Still supporting your adult children? Join the club
Posted On January 10, 2019
Have you helped your adult children with a rent payment since they moved out on their own? Covered their insurance? Helped them pay down their bills or chipped in on a down-payment for a house or car?
You’re far from alone. You’re actually in the majority.
Nearly 80 percent of parents continue to help their adult children out financially, according to a recent study conducted by Merrill Lynch and shared by CBS News. Ranging from major expenses like weddings and college tuition to everyday expenses like utilities and groceries, parents shell out about $500 billion a year to help their adult children, the study found – roughly twice what they are putting away for retirement.
Sixty-three percent of the parents surveyed by Merrill Lynch said they had sacrificed their own financial security to help their adult children.
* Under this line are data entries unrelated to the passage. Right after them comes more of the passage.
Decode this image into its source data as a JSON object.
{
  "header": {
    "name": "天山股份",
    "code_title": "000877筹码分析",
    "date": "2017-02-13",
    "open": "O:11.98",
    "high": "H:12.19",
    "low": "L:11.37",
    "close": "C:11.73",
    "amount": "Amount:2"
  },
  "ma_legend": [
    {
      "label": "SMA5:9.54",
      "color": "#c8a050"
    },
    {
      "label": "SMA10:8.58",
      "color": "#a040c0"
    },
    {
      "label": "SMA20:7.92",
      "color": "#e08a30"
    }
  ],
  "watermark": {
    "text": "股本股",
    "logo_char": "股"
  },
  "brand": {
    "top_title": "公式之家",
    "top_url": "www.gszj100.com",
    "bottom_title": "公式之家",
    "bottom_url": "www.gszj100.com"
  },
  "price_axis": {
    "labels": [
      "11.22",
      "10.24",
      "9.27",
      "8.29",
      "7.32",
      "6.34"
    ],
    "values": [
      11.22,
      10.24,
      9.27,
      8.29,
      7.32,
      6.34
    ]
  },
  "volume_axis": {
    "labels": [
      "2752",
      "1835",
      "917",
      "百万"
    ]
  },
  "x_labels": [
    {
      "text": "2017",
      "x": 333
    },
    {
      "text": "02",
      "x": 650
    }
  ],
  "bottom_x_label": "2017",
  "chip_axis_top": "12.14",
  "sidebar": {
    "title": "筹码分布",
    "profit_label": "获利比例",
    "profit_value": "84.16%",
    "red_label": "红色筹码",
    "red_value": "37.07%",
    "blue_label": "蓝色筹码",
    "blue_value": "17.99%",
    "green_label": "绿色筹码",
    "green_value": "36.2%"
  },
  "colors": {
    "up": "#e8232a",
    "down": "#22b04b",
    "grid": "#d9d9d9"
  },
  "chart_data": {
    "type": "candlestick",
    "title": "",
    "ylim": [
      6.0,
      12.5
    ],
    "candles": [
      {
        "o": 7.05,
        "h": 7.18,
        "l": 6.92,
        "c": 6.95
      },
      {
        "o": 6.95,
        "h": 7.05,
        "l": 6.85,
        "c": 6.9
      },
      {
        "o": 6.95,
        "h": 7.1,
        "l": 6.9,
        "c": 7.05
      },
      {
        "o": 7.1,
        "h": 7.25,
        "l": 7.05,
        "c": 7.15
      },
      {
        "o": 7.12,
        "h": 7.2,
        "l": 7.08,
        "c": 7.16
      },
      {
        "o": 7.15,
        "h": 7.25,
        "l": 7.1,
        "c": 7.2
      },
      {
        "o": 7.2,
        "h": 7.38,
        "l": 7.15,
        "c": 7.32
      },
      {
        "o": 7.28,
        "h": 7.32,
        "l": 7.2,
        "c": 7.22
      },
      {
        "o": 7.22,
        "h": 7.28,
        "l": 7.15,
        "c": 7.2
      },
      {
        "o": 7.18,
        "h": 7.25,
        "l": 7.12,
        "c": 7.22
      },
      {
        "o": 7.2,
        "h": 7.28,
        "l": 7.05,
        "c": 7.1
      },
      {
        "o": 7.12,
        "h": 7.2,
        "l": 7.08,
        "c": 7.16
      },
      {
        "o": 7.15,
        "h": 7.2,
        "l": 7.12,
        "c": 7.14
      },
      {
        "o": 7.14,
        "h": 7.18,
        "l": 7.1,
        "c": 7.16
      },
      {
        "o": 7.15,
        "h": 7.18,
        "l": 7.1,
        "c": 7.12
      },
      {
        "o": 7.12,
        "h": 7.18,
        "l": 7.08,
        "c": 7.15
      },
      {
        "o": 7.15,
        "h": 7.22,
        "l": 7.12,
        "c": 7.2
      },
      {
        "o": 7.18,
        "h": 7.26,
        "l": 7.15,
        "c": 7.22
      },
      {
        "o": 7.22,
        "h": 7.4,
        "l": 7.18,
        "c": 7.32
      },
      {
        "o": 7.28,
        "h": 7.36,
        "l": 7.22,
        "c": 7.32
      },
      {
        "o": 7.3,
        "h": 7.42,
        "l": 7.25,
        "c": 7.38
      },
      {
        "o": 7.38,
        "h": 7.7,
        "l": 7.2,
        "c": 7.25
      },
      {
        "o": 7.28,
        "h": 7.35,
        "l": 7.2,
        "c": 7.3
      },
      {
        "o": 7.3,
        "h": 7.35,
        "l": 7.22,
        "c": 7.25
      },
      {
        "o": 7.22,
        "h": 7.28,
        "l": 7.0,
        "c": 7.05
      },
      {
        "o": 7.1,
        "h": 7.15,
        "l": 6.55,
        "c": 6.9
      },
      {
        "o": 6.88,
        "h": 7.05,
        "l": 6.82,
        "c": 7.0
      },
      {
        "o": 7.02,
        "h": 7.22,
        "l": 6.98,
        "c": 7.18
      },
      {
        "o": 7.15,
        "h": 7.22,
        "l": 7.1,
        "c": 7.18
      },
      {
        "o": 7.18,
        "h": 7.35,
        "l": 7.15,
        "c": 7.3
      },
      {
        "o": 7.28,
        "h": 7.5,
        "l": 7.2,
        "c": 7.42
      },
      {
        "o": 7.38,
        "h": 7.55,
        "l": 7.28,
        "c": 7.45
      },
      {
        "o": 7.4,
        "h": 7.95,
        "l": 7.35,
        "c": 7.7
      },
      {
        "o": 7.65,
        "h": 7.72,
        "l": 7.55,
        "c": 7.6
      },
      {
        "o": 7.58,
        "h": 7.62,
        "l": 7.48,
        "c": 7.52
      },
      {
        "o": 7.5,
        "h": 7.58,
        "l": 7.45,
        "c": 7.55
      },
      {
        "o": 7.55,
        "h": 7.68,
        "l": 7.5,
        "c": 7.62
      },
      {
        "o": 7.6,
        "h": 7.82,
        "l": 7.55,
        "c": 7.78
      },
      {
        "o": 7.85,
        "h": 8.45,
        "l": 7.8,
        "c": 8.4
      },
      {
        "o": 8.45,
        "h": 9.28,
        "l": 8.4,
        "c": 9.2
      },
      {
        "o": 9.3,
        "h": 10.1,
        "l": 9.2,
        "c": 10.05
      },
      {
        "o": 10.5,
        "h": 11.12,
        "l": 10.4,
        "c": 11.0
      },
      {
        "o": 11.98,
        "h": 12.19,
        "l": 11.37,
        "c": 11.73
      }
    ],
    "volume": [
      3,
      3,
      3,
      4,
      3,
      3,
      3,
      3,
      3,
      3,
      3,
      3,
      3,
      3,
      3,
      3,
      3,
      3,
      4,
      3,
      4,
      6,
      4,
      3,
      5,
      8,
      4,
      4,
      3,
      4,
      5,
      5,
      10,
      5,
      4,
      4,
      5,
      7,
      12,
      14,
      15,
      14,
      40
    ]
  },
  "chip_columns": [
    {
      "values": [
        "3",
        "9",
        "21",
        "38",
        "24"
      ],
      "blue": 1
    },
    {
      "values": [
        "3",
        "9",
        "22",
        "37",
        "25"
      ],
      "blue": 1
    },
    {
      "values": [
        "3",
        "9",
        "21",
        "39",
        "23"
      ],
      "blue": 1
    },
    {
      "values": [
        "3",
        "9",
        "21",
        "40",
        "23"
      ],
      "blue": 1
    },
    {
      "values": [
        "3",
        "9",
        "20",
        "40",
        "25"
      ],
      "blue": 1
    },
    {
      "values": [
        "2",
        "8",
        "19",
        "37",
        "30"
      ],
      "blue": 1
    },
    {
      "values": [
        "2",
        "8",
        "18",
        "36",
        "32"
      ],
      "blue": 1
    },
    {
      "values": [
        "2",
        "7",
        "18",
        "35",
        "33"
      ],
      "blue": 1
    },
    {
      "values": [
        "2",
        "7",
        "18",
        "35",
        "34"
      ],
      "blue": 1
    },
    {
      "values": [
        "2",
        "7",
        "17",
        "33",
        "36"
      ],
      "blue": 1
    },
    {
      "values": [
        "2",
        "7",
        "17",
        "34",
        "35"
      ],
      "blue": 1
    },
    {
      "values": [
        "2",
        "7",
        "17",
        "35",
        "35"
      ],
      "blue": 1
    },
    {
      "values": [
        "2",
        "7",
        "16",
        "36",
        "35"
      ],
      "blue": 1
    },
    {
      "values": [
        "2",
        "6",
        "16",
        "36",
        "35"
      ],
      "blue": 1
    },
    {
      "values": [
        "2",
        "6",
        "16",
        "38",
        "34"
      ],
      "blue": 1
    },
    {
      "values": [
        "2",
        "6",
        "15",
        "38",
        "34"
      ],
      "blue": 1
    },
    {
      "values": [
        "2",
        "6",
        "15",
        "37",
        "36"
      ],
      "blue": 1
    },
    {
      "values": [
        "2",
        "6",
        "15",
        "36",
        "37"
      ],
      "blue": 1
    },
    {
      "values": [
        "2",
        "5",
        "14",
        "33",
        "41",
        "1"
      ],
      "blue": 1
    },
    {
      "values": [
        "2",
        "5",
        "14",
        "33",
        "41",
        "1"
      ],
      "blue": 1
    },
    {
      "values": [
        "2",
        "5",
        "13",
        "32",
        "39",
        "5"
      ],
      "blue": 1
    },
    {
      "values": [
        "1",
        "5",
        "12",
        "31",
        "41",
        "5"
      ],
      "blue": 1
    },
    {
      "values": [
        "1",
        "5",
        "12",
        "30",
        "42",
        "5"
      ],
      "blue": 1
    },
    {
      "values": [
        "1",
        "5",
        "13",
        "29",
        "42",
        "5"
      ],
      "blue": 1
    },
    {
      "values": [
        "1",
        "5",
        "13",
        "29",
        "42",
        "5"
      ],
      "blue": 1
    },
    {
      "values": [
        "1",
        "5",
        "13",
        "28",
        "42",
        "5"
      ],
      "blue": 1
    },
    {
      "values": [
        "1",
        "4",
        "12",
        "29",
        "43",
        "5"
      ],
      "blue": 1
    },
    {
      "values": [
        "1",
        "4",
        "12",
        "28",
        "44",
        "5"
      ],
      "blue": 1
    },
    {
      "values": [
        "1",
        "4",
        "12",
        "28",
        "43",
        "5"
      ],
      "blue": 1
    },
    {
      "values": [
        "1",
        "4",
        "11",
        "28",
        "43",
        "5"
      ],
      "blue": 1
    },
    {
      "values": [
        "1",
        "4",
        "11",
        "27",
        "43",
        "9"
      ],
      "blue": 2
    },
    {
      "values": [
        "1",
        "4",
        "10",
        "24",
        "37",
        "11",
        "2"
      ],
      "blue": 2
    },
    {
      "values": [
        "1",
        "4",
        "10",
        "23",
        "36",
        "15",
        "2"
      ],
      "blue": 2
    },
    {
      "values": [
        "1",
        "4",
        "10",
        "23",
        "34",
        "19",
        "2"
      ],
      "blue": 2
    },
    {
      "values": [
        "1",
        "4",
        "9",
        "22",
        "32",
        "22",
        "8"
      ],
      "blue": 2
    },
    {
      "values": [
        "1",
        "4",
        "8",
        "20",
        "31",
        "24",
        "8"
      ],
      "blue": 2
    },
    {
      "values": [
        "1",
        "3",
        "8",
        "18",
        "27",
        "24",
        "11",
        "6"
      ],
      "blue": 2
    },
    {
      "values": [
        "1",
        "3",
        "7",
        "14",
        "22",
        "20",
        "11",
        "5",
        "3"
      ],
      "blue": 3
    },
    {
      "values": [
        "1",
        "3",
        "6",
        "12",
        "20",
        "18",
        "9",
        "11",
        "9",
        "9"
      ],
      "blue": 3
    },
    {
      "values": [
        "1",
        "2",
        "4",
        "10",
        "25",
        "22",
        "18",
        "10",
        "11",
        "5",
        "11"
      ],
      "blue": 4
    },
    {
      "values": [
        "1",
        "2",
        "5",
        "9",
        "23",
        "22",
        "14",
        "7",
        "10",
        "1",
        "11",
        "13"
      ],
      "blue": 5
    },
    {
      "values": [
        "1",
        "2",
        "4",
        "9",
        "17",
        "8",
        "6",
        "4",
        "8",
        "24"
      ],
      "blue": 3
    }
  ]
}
Is this just a millennial thing? Hardly. But it is worth noting that according to U.S. Census Bureau figures cited by CBS News, the number of 18- to 34-year-olds living with their parents has risen 8 percent in the decade between 2005 and 2015 – up to just over 34 percent.
What to do? You don’t want your son or daughter to miss rent, get evicted and be forced to move back in with you. But you also don’t want to eat up all your retirement savings.
It’s important to start early. Teaching your children financial responsibility while they’re young will help them cope with paying bills, managing debt and living within their means when they’re older. Open a bank account for your teenagers and encourage them to take summer jobs. Make them pay for their own gas, movie tickets and eating out.
If their money runs out before the next paycheck comes, that’s a lesson better learned at 16 than 26.
If it’s too late and you’re already supplementing your adult children’s income, do what you can to ween them off your support. Leaning on Mom and Dad is never going to help them learn how to get ahead. And if you keep pouring your money into their expenses instead of your own retirement, it’ll likely be you who is reliant on them in the future.